Question– Examine whether Personal laws can be brought under the ambit of Article 13 (laws inconsistent with or in derogation of the fundamental rights) of the Indian Constitution or not? Examine the issue in the context of triple talaq.

3.Beyond Jamia (The Indian Express) 

Synoptic line: It throws light on the conditions on which educational institutions need special protection. (GS paper III)

Overview

  • Recently the central government has decided to withdraw its earlier stand in court on Jamia Millia Islamia (JMI), Delhi‘s minority status. The National Commission for Minority Educational Institutions (NCMEI) on 2011, declared JMI a religious minority institution, which government is now considering was an error in its understanding of the legal position.
  • The government’s change of stance on whether Jamia Millia Islamia is a minority institution reminds us of one of the longest festering disputes in Indian constitutionalism.

Issue

  • Article 30 (1) of Indian constitution gives religious and linguistic minorities the right to establish and administer educational institutions of their choice.
  • The core of the issue is whether this clause is meant as an anti-discriminatory and protective clause, to ensure that minority institutions are not discriminated against; or whether it confers upon minority institutions special privileges and a greater degree of autonomy that non-minority institutions do not enjoy.
  • Education policies, from admissions to recruitment, are now among the most litigated areas in law. This is because education itself is overregulated and the intricate degree of control we seek to exercise over it creates all kinds of anomalies.
  • Under the “special privileges” interpretation of Article 30 (1), minority education institutions were given a degree of autonomy that many non-minority institutions rightly envied.
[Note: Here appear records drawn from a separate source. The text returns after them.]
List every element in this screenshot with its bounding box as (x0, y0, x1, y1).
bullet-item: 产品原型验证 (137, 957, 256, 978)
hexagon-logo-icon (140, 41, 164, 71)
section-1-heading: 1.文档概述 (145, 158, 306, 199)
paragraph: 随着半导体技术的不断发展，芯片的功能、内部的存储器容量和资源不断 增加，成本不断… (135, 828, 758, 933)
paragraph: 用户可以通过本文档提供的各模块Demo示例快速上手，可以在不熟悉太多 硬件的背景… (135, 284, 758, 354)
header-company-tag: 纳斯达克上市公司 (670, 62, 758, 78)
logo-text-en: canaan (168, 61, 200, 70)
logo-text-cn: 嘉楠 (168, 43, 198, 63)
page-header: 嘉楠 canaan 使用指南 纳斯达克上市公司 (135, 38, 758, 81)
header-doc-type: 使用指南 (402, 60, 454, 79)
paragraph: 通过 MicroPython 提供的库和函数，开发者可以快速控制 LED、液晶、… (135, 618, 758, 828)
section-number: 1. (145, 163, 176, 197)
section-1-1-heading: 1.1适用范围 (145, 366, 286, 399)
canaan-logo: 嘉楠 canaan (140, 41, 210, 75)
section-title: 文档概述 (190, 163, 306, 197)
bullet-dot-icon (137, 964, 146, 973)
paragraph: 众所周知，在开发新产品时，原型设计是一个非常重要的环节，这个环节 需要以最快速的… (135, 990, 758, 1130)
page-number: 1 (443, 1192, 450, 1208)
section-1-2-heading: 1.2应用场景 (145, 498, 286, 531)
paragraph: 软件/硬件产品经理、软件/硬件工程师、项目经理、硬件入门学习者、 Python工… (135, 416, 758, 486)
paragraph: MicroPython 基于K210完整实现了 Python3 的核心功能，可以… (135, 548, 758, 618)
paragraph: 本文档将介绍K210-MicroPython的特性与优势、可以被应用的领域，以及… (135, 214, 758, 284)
Since education is a high-stakes game, this led to a process of greater minoritisation. More and more groups within states want to come under the ambit of minority institutions to claim these privileges.
  • The differential regulatory burden imposed on minority and non-minority institutions varies from state to state depending on the private universities acts of those states.
  • The financial character (whether an institution is aided or unaided), nor the educational purpose seems to matter with any degree of clarity. The courts held that minority institutions can impart broad secular education.
  • But it does create situations where differential regulation is no longer related to justice, or educational objectives, or protecting rights. It has become, in some instances, about merely giving an identity-based privilege. However it is important to remember this privilege is extended to a range of minorities within states, not just Muslims.
  • According to the National Commission for Minority Educational Institutions Act, only minorities can be appointed to the Commission. There are not too many regulatory and quasi-judicial entities with these kinds of extensive identity-based restrictions on membership.
  • The Right to Education Act accentuated the problem of differential regulation. It exempted minority institutions from 25 per cent reservation for children from economically weaker sections. These issues reinforced the perception that Article 30 (1) was really about giving special privileges, not about protecting minorities.

Way ahead

  • There is a genuine constitutional mess in the way in which the rights and identities of educational institutions have been conceptualised. We need to find a way of returning to first principles that asks under what conditions which kinds of institutions need special protection and for what purposes.
  • Courts have never clearly articulated what a right of non-minorities to set up and administer an educational institution of their choice might look like. The communal character of this debate will not be defused unless the question of the larger freedom to run educational institutions is settled.

Question– What are minority institutions? Examine the Indian constitutional provisions regarding this.